世界史Civ事典

カルタゴ

カルタゴ
カルタゴ遺跡

カルタゴ海上帝国

 カルタゴは地中海の貿易を独占して栄えた都市国家です。

 地中海やシチリア島の覇権をローマと争い、ハンニバルの率いたカルタゴ軍はローマの首都へ迫る勢いでした。ローマに敗れた後も急速に国力を回復し、ローマにとってカルタゴは「滅ぼさねばならぬ宿敵」とみなされていました。

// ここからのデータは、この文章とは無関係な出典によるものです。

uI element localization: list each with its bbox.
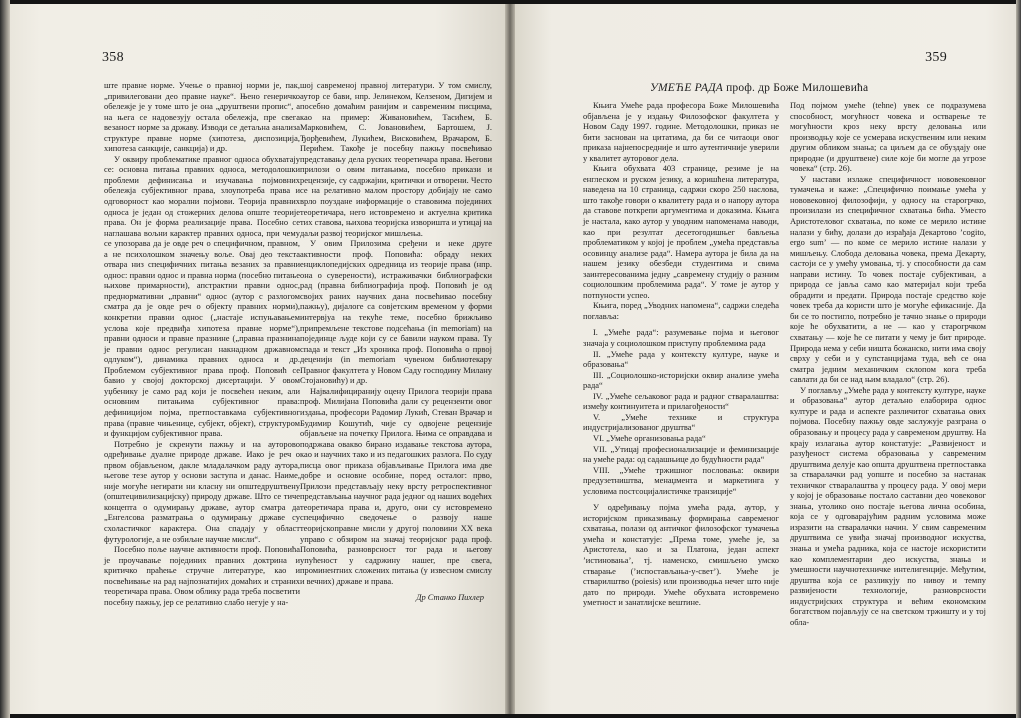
paragraph: У настави излаже специфичност нововековног тумачења и каже: „Специфично поимање умећа у нововековној филозофији, у односу на старогрчко, произилази из специфичног схватања бића. Уместо Аристотеловог схватања, по коме се мерило истине налази у бићу, долази до израђаја Декартово ’cogito, ergo sum’ — по коме се мерило истине налази у мишљењу. Слобода деловања човека, према Декарту, састоји се у умећу умовања, тј. у способности да сам направи истину. То човек постаје субјективан, а природа се јавља само као материјал који треба обрадити и предати. Природа постаје средство које човек треба да користи што је могуће ефикасније. Да би се то постигло, потребно је тачно знање о природи које ће обухватити, а не — као у старогрчком схватању — које ће се питати у чему је бит природе. Природа нема у себи ништа божанско, нити има своју сврху у себи и у супстанцијама туда, већ се она сматра једним механичким склопом кога треба савлати да би се над њим владало“ (стр. 26).	[790, 173, 986, 385]
right-page-column-1	[583, 100, 779, 608]
right-fore-edge	[1016, 0, 1021, 718]
paragraph: VIII. „Умеће тржишног пословања: оквири предузетништва, менаџмента и маркетинга у условима постсоцијалистичке транзиције“	[583, 464, 779, 496]
paragraph: У поглављу „Умеће рада у контексту културе, науке и образовања“ аутор детаљно елаборира однос културе и рада и аспекте различитог схватања ових појмова. Посебну пажњу овде заслужује разграна о образовању и процесу рада у савременом друштву. На крају излагања аутор констатује: „Развијеност и разуђеност система образовања у савременим друштвима делује као општа друштвена претпоставка за стваралачки рад уопште и посебно за настанак техничког стваралаштва у процесу рада. У овој мери у којој је образовање постало саставни део човековог знања, утолико оно постаје његова лична особина, која се у одговарајућим радним условима може изразити на стваралачки начин. У свим савременим друштвима се увиђа значај производног искуства, знања и умећа радника, која се настоје искористити као комплементарни део искуства, знања и умешности научнотехничке интелигенције. Међутим, друштва која се разликују по нивоу и темпу развијености технологије, разноврсности индустријских структура и већим економским богатством појављују се на светском тржишту и у тој обла-	[790, 384, 986, 627]
right-page-column-2	[790, 100, 986, 627]
left-page-number: 358	[102, 50, 124, 65]
paragraph: Највалифициранију оцену Прилога теорији права проф. Милијана Поповића дали су рецензенти овог издања, професори Радомир Лукић, Стеван Врачар и Будимир Кошутић, чије су одвојене рецензије објављене на почетку Прилога. Њима се оправдава и подржава овакво бирано издавање текстова аутора, као и научних тако и из педагошких разлога. По суду писца овог приказа објављивање Прилога има две добре и основне особине, поред осталог: прво, Прилози представљају неку врсту ретроспективног представљања научног рада једног од наших водећих теоретичара права и, друго, они су истовремено специфично сведочење о развоју наше теоријскоправне мисли у другој половини XX века управо с обзиром на значај теоријског рада проф. Поповића, разноврсност тог рада и његову упућеност у садржину нашег, пре свега, проминентних сложених питања (у извесном смислу и вечних) државе и права.	[300, 385, 492, 586]
paragraph: У одређивању појма умећа рада, аутор, у историјском приказивању формирања савременог схватања, полази од античког филозофског тумачења умећа и констатује: „Према томе, умеће је, за Аристотела, као и за Платона, један аспект ’истиновања’, тј. наменско, смишљено умско стварање (’испостављања-у-свет’). Умеће је стварилштво (poiesis) или производња нечег што није дато по природи. Умеће обухвата истовремено уметност и занатлијске вештине.	[583, 502, 779, 608]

 ローマの度重なる圧力に屈したカルタゴは英雄ハンニバルを追放、やがて攻め滅ぼされ、草の根一本も残らぬよう完全に破壊されてしまいました。

カルタゴの登場作品

文明 Civ1 Civ2 Civ3 Civ4 Civ5 Civ6 備考
カルタゴ - - -

カルタゴの指導者

指導者 Civ1 Civ2 Civ3 Civ4 Civ5 Civ6 年代
ディド - - -   ?~?
ハンニバル - -   前247~前183年

カルタゴの主要都市

  1. カルタゴ
  2. ウティカ
  3. ヒッポ・レギウス
  4. レプティス・マグナ
  5. カディス
  6. カルタゴ・ノヴァ
  7. サグントゥム

カルタゴの文明特性

シリーズ 文明特性 解説
Civ5 フェニキア人の遺産 地中海東岸に住んでいたフェニキア人は海上交易で活躍し、植民都市カルタゴは地中海で繁栄した。

カルタゴが好む会制度

カルタゴが好む宗教

イスラム教
北アフリカは長い間イスラム教の支配する地域で、現在も同様。ただし、カルタゴが存在した時代には、イスラム教はまだ創始されていない。

カルタゴの世界遺産

  • なし

カルタゴの自然遺産

  • なし

カルタゴの特殊ユニット

特殊ユニット Civ3 Civ4 Civ5 Civ6 相当ユニット
マルミミゾウ - -   騎兵
ヌミディア騎兵 -   弓騎兵

カルタゴの特殊建造物

特殊建築物 Civ3 Civ4 Civ5 Civ6 相当建築物
コトン - -  

カルタゴの建国伝説

 カルタゴを建国したフェニキア人は、現在のシリアやレバノン、イスラエルの地域で商業活動を行っていました。杉を使って船を作り、地中海西部に進出して現地の貴族階級を相手に貿易をするようになります。

 この際に海岸沿いに多くの植民市が建設されました。そのうちのひとつがカルタゴです。伝承ではカルタゴを建国したのはティルスの王女ディドでした。

 「アエネーイス」によれば、ディドは兄に命を狙われたために航海の旅に出て、後にカルタゴとなる土地に到着します。牛の皮の分の土地だけ分け与えるという約束に対して、機転を利かせて土地を得ることに成功します。

カルタゴの政治とローマとの覇権争い

 カルタゴの政治体制については記録がほとんどありませんが、アリストテレスはカルタゴの政治は理想に近いと評価しています。

 カルタゴは商業国家で、兵力の大半は傭兵に依存していました。

 カルタゴはローマとシチリア島を巡って争い(第一次ポエニ戦争)、シチリア島とサルデーニャ島を失います。第二次ポエニ戦争ではハンニバルがローマ領内に攻め込んだものの、ザマの戦いで敗北。

 以降、ローマに最大の宿敵と見なされたカルタゴは、講話条件を破ったとの理由でローマの侵略を受けて滅亡しました。

 カルタゴが二度と復興することのないよう街は徹底的に破壊され、住民は全員が殺されるか奴隷として連れ去られました。さらには、草も生えないように塩が撒かれたとされます。